On another loan application at the Banc of California around the same time, Manafort indicated that he did not have any outstanding loans on his balance sheet — even though he had just secured the $3.4 million loan from Citizens Bank weeks earlier.

Banc of California executive Gary Seferian said they ultimately issued Manafort a $1 million loan based on the reported income for his political consulting firm, DMP International, that the prosecution has shown Manafort and Gates inflated from roughly $400,000 to $4.4 million.

If they had known DMP International had brought in $400,000 instead of the reported $4.4 million would Manafort have gotten any loan at all?

“I don’t think so,” Seferian said.

3. Ellis issues a rare mea culpa

T.S. Ellis III, the presiding judge over the Eastern Virginia District trial, has become a lightning rod for outside criticism over his rough treatment of Mueller’s prosecution team.

The Reagan appointee has grumbled incessantly about prosecutors’ pace in presenting evidence and questioning its witnesses — even though Mueller’s team expects to rest its case roughly a week and a half ahead of schedule.

But on Thursday morning, Ellis issued an unexpected statement to the jury about an outburst yesterday directed at Asonye. The message from Ellis was, essentially, “My bad.”

Ellis barked at prosecutors Wednesday when he learned that the expert witness they called to the stand, IRS agent Michael Welch, had sat in on trial proceedings before his testimony.

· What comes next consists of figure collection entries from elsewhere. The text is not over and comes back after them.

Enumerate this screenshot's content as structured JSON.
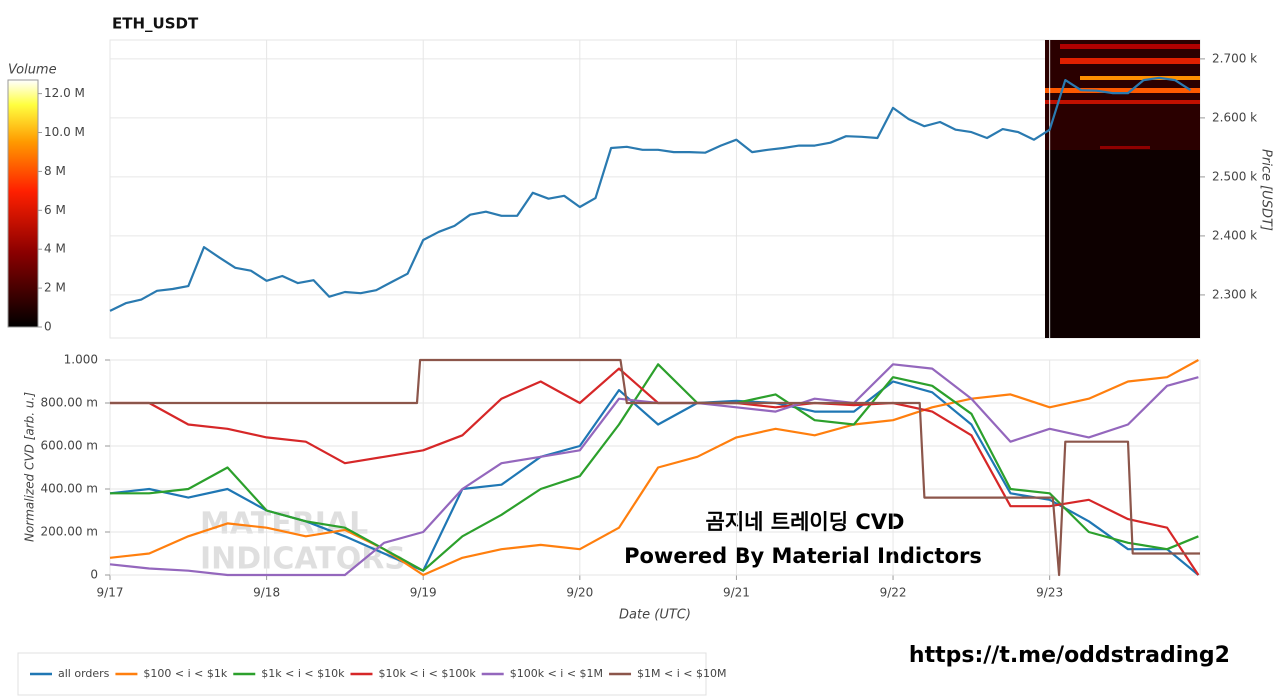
{
  "chart_data": [
    {
      "type": "line",
      "title": "ETH_USDT",
      "ylabel": "Price [USDT]",
      "color": "#2a7ab0",
      "x": [
        0,
        0.1,
        0.2,
        0.3,
        0.4,
        0.5,
        0.6,
        0.7,
        0.8,
        0.9,
        1.0,
        1.1,
        1.2,
        1.3,
        1.4,
        1.5,
        1.6,
        1.7,
        1.8,
        1.9,
        2.0,
        2.1,
        2.2,
        2.3,
        2.4,
        2.5,
        2.6,
        2.7,
        2.8,
        2.9,
        3.0,
        3.1,
        3.2,
        3.3,
        3.4,
        3.5,
        3.6,
        3.7,
        3.8,
        3.9,
        4.0,
        4.1,
        4.2,
        4.3,
        4.4,
        4.5,
        4.6,
        4.7,
        4.8,
        4.9,
        5.0,
        5.1,
        5.2,
        5.3,
        5.4,
        5.5,
        5.6,
        5.7,
        5.8,
        5.9,
        6.0,
        6.1,
        6.2,
        6.3,
        6.4,
        6.5,
        6.6,
        6.7,
        6.8,
        6.9
      ],
      "values": [
        2273,
        2286,
        2292,
        2307,
        2310,
        2315,
        2381,
        2363,
        2346,
        2341,
        2324,
        2332,
        2320,
        2325,
        2297,
        2305,
        2303,
        2308,
        2322,
        2336,
        2393,
        2407,
        2417,
        2436,
        2441,
        2434,
        2434,
        2473,
        2463,
        2468,
        2449,
        2464,
        2549,
        2551,
        2546,
        2546,
        2542,
        2542,
        2541,
        2553,
        2563,
        2542,
        2546,
        2549,
        2553,
        2553,
        2558,
        2569,
        2568,
        2566,
        2617,
        2598,
        2586,
        2593,
        2580,
        2576,
        2566,
        2581,
        2576,
        2563,
        2580,
        2664,
        2647,
        2646,
        2642,
        2642,
        2664,
        2668,
        2664,
        2647
      ],
      "xlim": [
        0,
        6.96
      ],
      "ylim": [
        2227,
        2732
      ],
      "yticks": [
        {
          "value": 2300,
          "label": "2.300 k"
        },
        {
          "value": 2400,
          "label": "2.400 k"
        },
        {
          "value": 2500,
          "label": "2.500 k"
        },
        {
          "value": 2600,
          "label": "2.600 k"
        },
        {
          "value": 2700,
          "label": "2.700 k"
        }
      ],
      "colorbar": {
        "label": "Volume",
        "lim": [
          0,
          12700000
        ],
        "ticks": [
          0,
          {
            "value": 2000000,
            "label": "2 M"
          },
          {
            "value": 4000000,
            "label": "4 M"
          },
          {
            "value": 6000000,
            "label": "6 M"
          },
          {
            "value": 8000000,
            "label": "8 M"
          },
          {
            "value": 10000000,
            "label": "10.0 M"
          },
          {
            "value": 12000000,
            "label": "12.0 M"
          }
        ]
      },
      "grid": true
    },
    {
      "type": "line",
      "xlabel": "Date (UTC)",
      "ylabel": "Normalized CVD [arb. u.]",
      "x": [
        0,
        0.25,
        0.5,
        0.75,
        1,
        1.25,
        1.5,
        1.75,
        2,
        2.25,
        2.5,
        2.75,
        3,
        3.25,
        3.5,
        3.75,
        4,
        4.25,
        4.5,
        4.75,
        5,
        5.25,
        5.5,
        5.75,
        6,
        6.25,
        6.5,
        6.75,
        6.95
      ],
      "xlim": [
        0,
        6.96
      ],
      "xticks": [
        {
          "value": 0,
          "label": "9/17"
        },
        {
          "value": 1,
          "label": "9/18"
        },
        {
          "value": 2,
          "label": "9/19"
        },
        {
          "value": 3,
          "label": "9/20"
        },
        {
          "value": 4,
          "label": "9/21"
        },
        {
          "value": 5,
          "label": "9/22"
        },
        {
          "value": 6,
          "label": "9/23"
        }
      ],
      "ylim": [
        0,
        1
      ],
      "yticks": [
        0,
        {
          "value": 0.2,
          "label": "200.00 m"
        },
        {
          "value": 0.4,
          "label": "400.00 m"
        },
        {
          "value": 0.6,
          "label": "600.00 m"
        },
        {
          "value": 0.8,
          "label": "800.00 m"
        },
        {
          "value": 1,
          "label": "1.000"
        }
      ],
      "grid": true,
      "legend": "bottom",
      "series": [
        {
          "name": "all orders",
          "color": "#1f77b4",
          "values": [
            0.38,
            0.4,
            0.36,
            0.4,
            0.3,
            0.25,
            0.18,
            0.1,
            0.02,
            0.4,
            0.42,
            0.55,
            0.6,
            0.86,
            0.7,
            0.8,
            0.81,
            0.8,
            0.76,
            0.76,
            0.9,
            0.85,
            0.7,
            0.38,
            0.35,
            0.25,
            0.12,
            0.12,
            0.0
          ]
        },
        {
          "name": "$100 < i < $1k",
          "color": "#ff7f0e",
          "values": [
            0.08,
            0.1,
            0.18,
            0.24,
            0.22,
            0.18,
            0.21,
            0.12,
            0.0,
            0.08,
            0.12,
            0.14,
            0.12,
            0.22,
            0.5,
            0.55,
            0.64,
            0.68,
            0.65,
            0.7,
            0.72,
            0.78,
            0.82,
            0.84,
            0.78,
            0.82,
            0.9,
            0.92,
            1.0
          ]
        },
        {
          "name": "$1k < i < $10k",
          "color": "#2ca02c",
          "values": [
            0.38,
            0.38,
            0.4,
            0.5,
            0.3,
            0.25,
            0.22,
            0.12,
            0.02,
            0.18,
            0.28,
            0.4,
            0.46,
            0.7,
            0.98,
            0.8,
            0.8,
            0.84,
            0.72,
            0.7,
            0.92,
            0.88,
            0.75,
            0.4,
            0.38,
            0.2,
            0.15,
            0.12,
            0.18
          ]
        },
        {
          "name": "$10k < i < $100k",
          "color": "#d62728",
          "values": [
            0.8,
            0.8,
            0.7,
            0.68,
            0.64,
            0.62,
            0.52,
            0.55,
            0.58,
            0.65,
            0.82,
            0.9,
            0.8,
            0.96,
            0.8,
            0.8,
            0.8,
            0.78,
            0.8,
            0.79,
            0.8,
            0.76,
            0.65,
            0.32,
            0.32,
            0.35,
            0.26,
            0.22,
            0.0
          ]
        },
        {
          "name": "$100k < i < $1M",
          "color": "#9467bd",
          "values": [
            0.05,
            0.03,
            0.02,
            0.0,
            0.0,
            0.0,
            0.0,
            0.15,
            0.2,
            0.4,
            0.52,
            0.55,
            0.58,
            0.82,
            0.8,
            0.8,
            0.78,
            0.76,
            0.82,
            0.8,
            0.98,
            0.96,
            0.82,
            0.62,
            0.68,
            0.64,
            0.7,
            0.88,
            0.92
          ]
        },
        {
          "name": "$1M < i < $10M",
          "color": "#8c564b",
          "x": [
            0,
            1.96,
            1.98,
            3.26,
            3.3,
            5.17,
            5.2,
            6.02,
            6.06,
            6.1,
            6.5,
            6.53,
            6.96
          ],
          "values": [
            0.8,
            0.8,
            1.0,
            1.0,
            0.8,
            0.8,
            0.36,
            0.36,
            0,
            0.62,
            0.62,
            0.1,
            0.1
          ]
        }
      ],
      "annotations": [
        "곰지네 트레이딩 CVD",
        "Powered By Material Indictors"
      ],
      "watermark": [
        "MATERIAL",
        "INDICATORS"
      ]
    }
  ],
  "footer": "https://t.me/oddstrading2"
}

Ellis does not allow witnesses — even expert witnesses — to watch the proceedings before they testify, he told Asonye.

“Don’t do that again,” he said. “When I exclude witnesses, I mean everybody.”

But, as Asonye told the judge, a court transcript shows that Ellis explicitly allowed Welch to sit in on the trial.

Prosecutors filed a motion Thursday morning asking the judge to set the record straight for the jurors on Wednesday’s argument over Welch.

“The exchange could very well lead the jury to reach two erroneous inferences,” prosecutors wrote in the motion: one, “that Mr. Welch’s testimony is not credible because he was improperly privy to the testimony of other witnesses,” and two, “that the government sought to secure an unfair advantage by secreting its expert in the courtroom without permission.”

“This prejudice should be cured,” they wrote.

Ellis told the jury Thursday that he was “probably wrong” in his belief Wednesday that he had told prosecutors none of their witnesses would be allowed to observe the trial.

“You may put that aside,” Ellis said. “I may well have been wrong.”